God, however, tells me to unclench my fists, to ungrit my teeth, to ease myself right into the midst of pain, defeat, weakness, and failure and rest there. Without fighting it. Without struggling to the surface. To simply be there. Floating to the bottom. And trust Him to bring me out of the mire, to the shore, with fresh clothes and a hearty meal of grilled fish with a slice of lemon.

He says to be weak. And to delight in it. To be where I am when where I am has failed, and joy in it. To see the insurmountable and to acknowledge it as such. And then, in childlike trust, to ask for help. Specifically, to ask Him. 

My dad recently reminded me of a story from his youth, one where he very nearly drowned. He was age 13 or thereabouts, splashing about in a river with other friends, diving in with gusto, and only then realizing he was over his head and unable to swim. So he went down. Once. Then again. And again. The third time he succumbed, sucking in water and gasping for breath, he knew he could not reverse the inevitable. With the only thing he had left within him, he threw up one arm in a desperate plea for someone to grasp it. 

Like a child. Reaching out his hand in complete need. That caught the attention of an adult nearby who dove in and pulled him to shore. 
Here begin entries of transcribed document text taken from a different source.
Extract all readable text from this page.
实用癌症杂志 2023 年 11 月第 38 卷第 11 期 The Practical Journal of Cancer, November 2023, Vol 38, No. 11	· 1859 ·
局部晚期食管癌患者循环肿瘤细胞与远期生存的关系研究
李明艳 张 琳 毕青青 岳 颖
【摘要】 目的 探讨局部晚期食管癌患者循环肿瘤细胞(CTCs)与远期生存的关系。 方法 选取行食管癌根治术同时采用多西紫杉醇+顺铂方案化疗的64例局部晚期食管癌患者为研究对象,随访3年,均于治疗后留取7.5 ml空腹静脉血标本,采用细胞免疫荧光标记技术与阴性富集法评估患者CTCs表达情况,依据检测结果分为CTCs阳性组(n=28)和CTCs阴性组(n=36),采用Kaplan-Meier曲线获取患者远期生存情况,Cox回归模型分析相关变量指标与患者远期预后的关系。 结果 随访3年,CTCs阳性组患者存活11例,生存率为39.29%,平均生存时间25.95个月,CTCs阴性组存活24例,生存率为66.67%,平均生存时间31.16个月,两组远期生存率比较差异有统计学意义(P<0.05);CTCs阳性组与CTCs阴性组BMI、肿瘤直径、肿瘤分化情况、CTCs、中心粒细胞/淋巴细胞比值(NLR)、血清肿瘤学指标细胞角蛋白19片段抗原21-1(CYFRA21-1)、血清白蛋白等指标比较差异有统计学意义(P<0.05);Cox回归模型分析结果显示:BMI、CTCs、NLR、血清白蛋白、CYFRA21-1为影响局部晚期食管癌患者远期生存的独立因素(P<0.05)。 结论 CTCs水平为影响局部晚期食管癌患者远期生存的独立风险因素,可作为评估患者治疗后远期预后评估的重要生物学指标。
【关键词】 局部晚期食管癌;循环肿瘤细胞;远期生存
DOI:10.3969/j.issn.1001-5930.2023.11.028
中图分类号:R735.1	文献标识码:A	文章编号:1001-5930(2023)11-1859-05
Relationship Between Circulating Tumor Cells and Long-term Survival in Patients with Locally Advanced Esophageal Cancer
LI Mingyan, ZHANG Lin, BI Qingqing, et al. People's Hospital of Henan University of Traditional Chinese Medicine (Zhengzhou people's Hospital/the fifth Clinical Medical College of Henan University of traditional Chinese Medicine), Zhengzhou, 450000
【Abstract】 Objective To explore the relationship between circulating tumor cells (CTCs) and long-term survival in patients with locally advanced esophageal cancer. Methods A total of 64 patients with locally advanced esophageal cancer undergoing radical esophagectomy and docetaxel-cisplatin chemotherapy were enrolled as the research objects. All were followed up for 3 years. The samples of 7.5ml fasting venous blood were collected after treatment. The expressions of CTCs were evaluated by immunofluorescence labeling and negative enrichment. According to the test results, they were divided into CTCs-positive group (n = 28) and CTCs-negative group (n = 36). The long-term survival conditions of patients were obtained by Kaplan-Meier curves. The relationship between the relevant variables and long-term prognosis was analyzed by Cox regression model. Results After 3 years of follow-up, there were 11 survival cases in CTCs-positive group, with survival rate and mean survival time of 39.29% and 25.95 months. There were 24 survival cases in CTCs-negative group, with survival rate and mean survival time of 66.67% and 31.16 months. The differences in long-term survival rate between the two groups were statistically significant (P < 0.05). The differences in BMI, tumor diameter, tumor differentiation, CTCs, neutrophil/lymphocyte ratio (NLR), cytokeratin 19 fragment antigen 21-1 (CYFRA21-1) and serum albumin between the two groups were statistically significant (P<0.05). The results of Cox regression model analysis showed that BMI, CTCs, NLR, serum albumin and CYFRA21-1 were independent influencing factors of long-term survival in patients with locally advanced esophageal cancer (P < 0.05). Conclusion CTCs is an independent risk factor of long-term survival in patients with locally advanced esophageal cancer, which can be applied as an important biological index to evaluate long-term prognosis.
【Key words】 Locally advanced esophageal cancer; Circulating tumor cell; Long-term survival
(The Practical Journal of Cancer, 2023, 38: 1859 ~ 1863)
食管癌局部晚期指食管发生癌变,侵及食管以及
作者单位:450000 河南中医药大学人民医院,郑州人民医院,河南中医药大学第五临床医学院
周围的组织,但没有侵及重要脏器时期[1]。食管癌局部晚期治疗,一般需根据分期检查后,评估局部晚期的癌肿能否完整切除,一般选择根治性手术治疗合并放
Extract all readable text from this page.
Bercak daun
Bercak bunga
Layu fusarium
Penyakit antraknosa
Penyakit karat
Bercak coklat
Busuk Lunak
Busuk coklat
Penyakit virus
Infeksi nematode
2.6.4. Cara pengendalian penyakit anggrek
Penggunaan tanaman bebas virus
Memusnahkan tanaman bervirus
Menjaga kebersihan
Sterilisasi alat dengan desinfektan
He could have kept fighting it himself. He could have decided he would overcome his circumstances on his own. He could have continued with the misguided belief he could handle it, but that's the moment he would have drowned. 

Instead, he reached for help and help reached back. My friends, whether we believe it or not, whether our circumstances appear that way or not, anytime we reach toward God for help, He will always reach back. 

In fact, God dives in to come to us because, I can assure you, our arms are never long enough. 

So about that weakness? As much as it pains me, my throat, my sinuses, and my feverish eyeballs to say, delight in it. Be grateful for it. Joy in the opportunity to be that dependent child. Even sing that weakness a song.

I know a Carpenter tune that would work great here.